Nick: I've always just reviewed movies or books based on their being interesting to me and likely to be unfamiliar to some readers. I don't care whether they're recent or not, since the prevalence of DVDs lets people watch pretty much any movie whenever they want to.

Comrade: If so, those conservatives must be pretty oblivious to fail to notice all the pro-gay and pro-church-and-state-separation elements. Then again, Republicans often seem to like pop music while not realizing that it's a critique of something they favor. Maybe they really are that oblivious.

07 February, 2017 16:23  
Blogger Ahab said...

V's horrible treatment of Evey in the name of "liberation" ought to be a reminder to those opposing evil regimes. If one resorts to brutality against the innocent, as V did with Evey, one becomes as evil as the regime one fights.

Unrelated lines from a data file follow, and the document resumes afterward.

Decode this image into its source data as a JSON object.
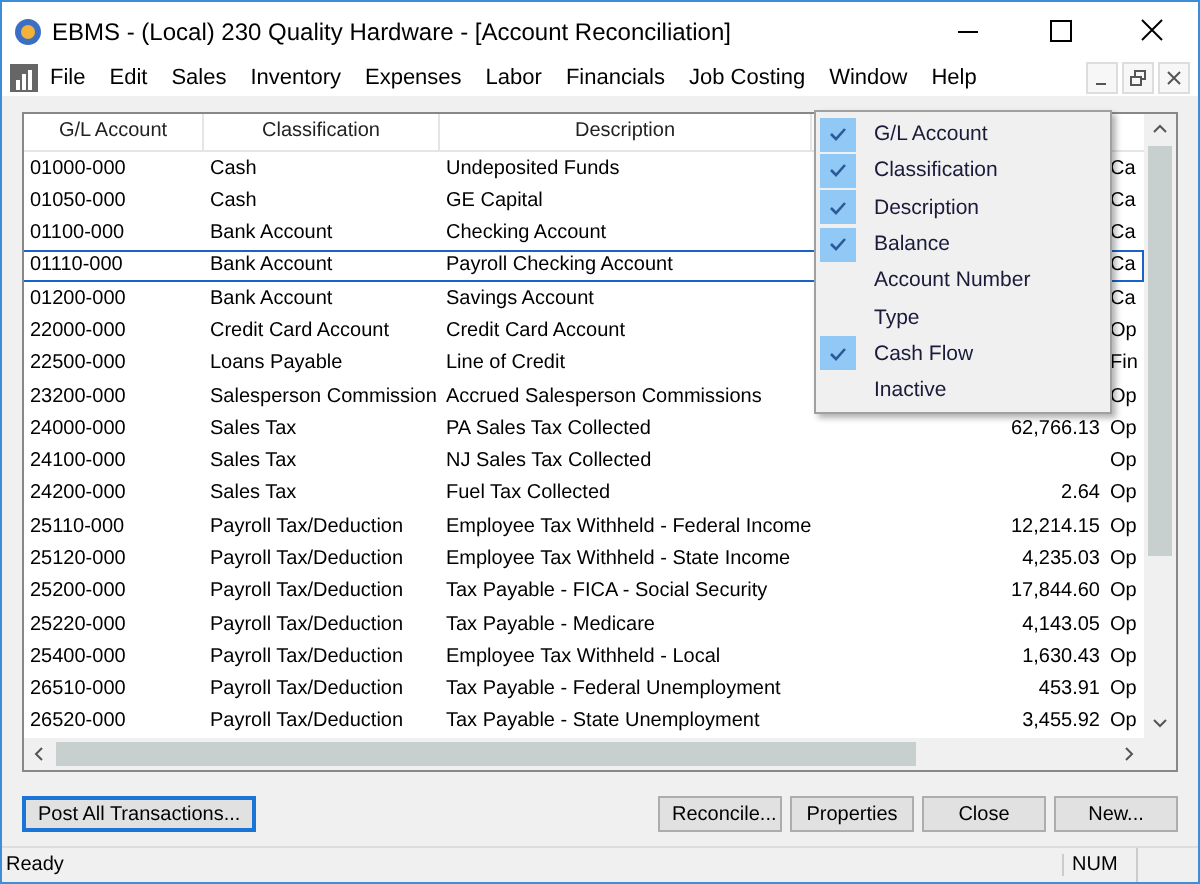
{
  "window": {
    "title": "EBMS - (Local) 230 Quality Hardware - [Account Reconciliation]"
  },
  "menu_bar": [
    "File",
    "Edit",
    "Sales",
    "Inventory",
    "Expenses",
    "Labor",
    "Financials",
    "Job Costing",
    "Window",
    "Help"
  ],
  "table": {
    "columns": [
      "G/L Account",
      "Classification",
      "Description"
    ],
    "rows": [
      {
        "account": "01000-000",
        "classification": "Cash",
        "description": "Undeposited Funds",
        "column_5": "Ca",
        "selected": false
      },
      {
        "account": "01050-000",
        "classification": "Cash",
        "description": "GE Capital",
        "column_5": "Ca",
        "selected": false
      },
      {
        "account": "01100-000",
        "classification": "Bank Account",
        "description": "Checking Account",
        "column_5": "Ca",
        "selected": false
      },
      {
        "account": "01110-000",
        "classification": "Bank Account",
        "description": "Payroll Checking Account",
        "column_5": "Ca",
        "selected": true
      },
      {
        "account": "01200-000",
        "classification": "Bank Account",
        "description": "Savings Account",
        "column_5": "Ca",
        "selected": false
      },
      {
        "account": "22000-000",
        "classification": "Credit Card Account",
        "description": "Credit Card Account",
        "column_5": "Op",
        "selected": false
      },
      {
        "account": "22500-000",
        "classification": "Loans Payable",
        "description": "Line of Credit",
        "column_5": "Fin",
        "selected": false
      },
      {
        "account": "23200-000",
        "classification": "Salesperson Commission",
        "description": "Accrued Salesperson Commissions",
        "column_5": "Op",
        "selected": false
      },
      {
        "account": "24000-000",
        "classification": "Sales Tax",
        "description": "PA Sales Tax Collected",
        "balance": "62,766.13",
        "column_5": "Op",
        "selected": false
      },
      {
        "account": "24100-000",
        "classification": "Sales Tax",
        "description": "NJ Sales Tax Collected",
        "column_5": "Op",
        "selected": false
      },
      {
        "account": "24200-000",
        "classification": "Sales Tax",
        "description": "Fuel Tax Collected",
        "balance": "2.64",
        "column_5": "Op",
        "selected": false
      },
      {
        "account": "25110-000",
        "classification": "Payroll Tax/Deduction",
        "description": "Employee Tax Withheld - Federal Income",
        "balance": "12,214.15",
        "column_5": "Op",
        "selected": false
      },
      {
        "account": "25120-000",
        "classification": "Payroll Tax/Deduction",
        "description": "Employee Tax Withheld - State Income",
        "balance": "4,235.03",
        "column_5": "Op",
        "selected": false
      },
      {
        "account": "25200-000",
        "classification": "Payroll Tax/Deduction",
        "description": "Tax Payable - FICA - Social Security",
        "balance": "17,844.60",
        "column_5": "Op",
        "selected": false
      },
      {
        "account": "25220-000",
        "classification": "Payroll Tax/Deduction",
        "description": "Tax Payable - Medicare",
        "balance": "4,143.05",
        "column_5": "Op",
        "selected": false
      },
      {
        "account": "25400-000",
        "classification": "Payroll Tax/Deduction",
        "description": "Employee Tax Withheld - Local",
        "balance": "1,630.43",
        "column_5": "Op",
        "selected": false
      },
      {
        "account": "26510-000",
        "classification": "Payroll Tax/Deduction",
        "description": "Tax Payable - Federal Unemployment",
        "balance": "453.91",
        "column_5": "Op",
        "selected": false
      },
      {
        "account": "26520-000",
        "classification": "Payroll Tax/Deduction",
        "description": "Tax Payable - State Unemployment",
        "balance": "3,455.92",
        "column_5": "Op",
        "selected": false
      }
    ]
  },
  "column_menu": [
    {
      "label": "G/L Account",
      "checked": true
    },
    {
      "label": "Classification",
      "checked": true
    },
    {
      "label": "Description",
      "checked": true
    },
    {
      "label": "Balance",
      "checked": true
    },
    {
      "label": "Account Number",
      "checked": false
    },
    {
      "label": "Type",
      "checked": false
    },
    {
      "label": "Cash Flow",
      "checked": true
    },
    {
      "label": "Inactive",
      "checked": false
    }
  ],
  "buttons_left": [
    "Post All Transactions..."
  ],
  "buttons_right": [
    "Reconcile...",
    "Properties",
    "Close",
    "New..."
  ],
  "status_bar": {
    "message": "Ready",
    "indicator": "NUM"
  }
}
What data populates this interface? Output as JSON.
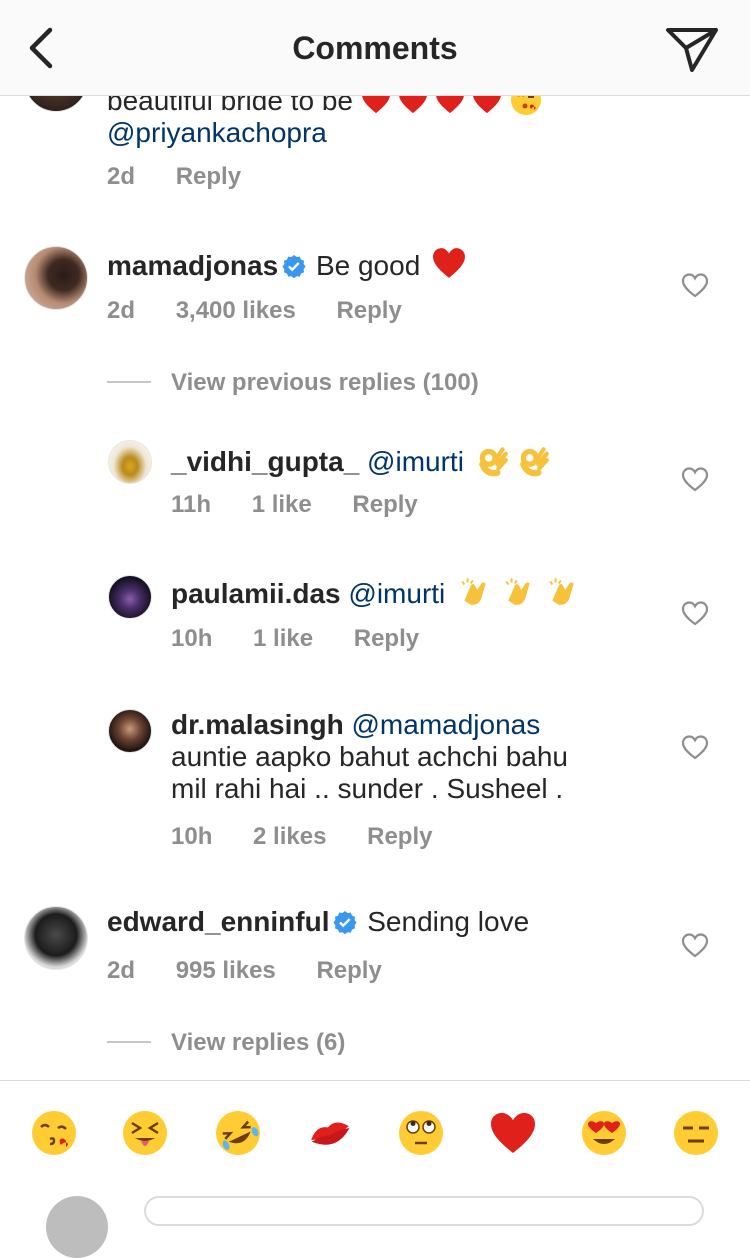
{
  "header": {
    "title": "Comments",
    "back_icon": "chevron-left-icon",
    "send_icon": "paper-plane-icon"
  },
  "comments": [
    {
      "partial_text": "beautiful bride to be",
      "mention": "@priyankachopra",
      "time": "2d",
      "reply_label": "Reply"
    },
    {
      "username": "mamadjonas",
      "verified": true,
      "text": "Be good",
      "time": "2d",
      "likes": "3,400 likes",
      "reply_label": "Reply"
    }
  ],
  "view_previous_replies": "View previous replies (100)",
  "replies": [
    {
      "username": "_vidhi_gupta_",
      "mention": "@imurti",
      "text": "",
      "time": "11h",
      "likes": "1 like",
      "reply_label": "Reply"
    },
    {
      "username": "paulamii.das",
      "mention": "@imurti",
      "text": "",
      "time": "10h",
      "likes": "1 like",
      "reply_label": "Reply"
    },
    {
      "username": "dr.malasingh",
      "mention": "@mamadjonas",
      "line1": "auntie aapko bahut achchi bahu",
      "line2": "mil rahi hai .. sunder . Susheel .",
      "time": "10h",
      "likes": "2 likes",
      "reply_label": "Reply"
    }
  ],
  "comment_edward": {
    "username": "edward_enninful",
    "verified": true,
    "text": "Sending love",
    "time": "2d",
    "likes": "995 likes",
    "reply_label": "Reply"
  },
  "view_replies": "View replies (6)",
  "emoji_bar": [
    "face-blowing-kiss-icon",
    "squinting-tongue-face-icon",
    "rolling-laughing-face-icon",
    "kiss-mark-icon",
    "eye-roll-face-icon",
    "red-heart-icon",
    "heart-eyes-face-icon",
    "expressionless-face-icon"
  ],
  "colors": {
    "mention": "#003569",
    "meta": "#8e8e8e",
    "verified": "#3897f0",
    "heart": "#e0201b"
  }
}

While fighting monsters, we must not become monsters, or we've already lost.

07 February, 2017 17:35  
Blogger Infidel753 said...

Ahab: That's certainly true. How many rebellions against oppressive regimes ended up winning and then just establishing a new oppressive regime of their own?

09 February, 2017 03:53  
Anonymous Marc McKenzie said...

Great review, Infidel--and I'm glad to see that you liked the film!

One more tidbit--this was the last film that was shot by Adrian Biddle, who died shortly after production wrapped (the film is dedicated to him). Biddle was well-regarded as a DOP, and his first major film was Cameron's ALIENS in 1986.

@Ahab--Good point, sir. And it is a very valid one; all we have to do is look at the French revolution, the Russian revolution, and Mao's revolution in China to see that yes, those who fought the monsters eventually ended up being just as bad, if not worse.

09 February, 2017 13:10  
Blogger Infidel753 said...

Marc: Glad to have it in my permanent collection. And I admire its sophistication in depicting V the way it did. he's a sympathetic figure (mostly) but definitely not always in the right or justified in what he does.

I have the graphic novel too, but haven't read it all yet. Maybe I'll give it its own review.

09 February, 2017 17:53  
Blogger Ahab said...

Infidel -- The graphic novel has a different, darker ending than the movie. I look forward to reading your opinion of it.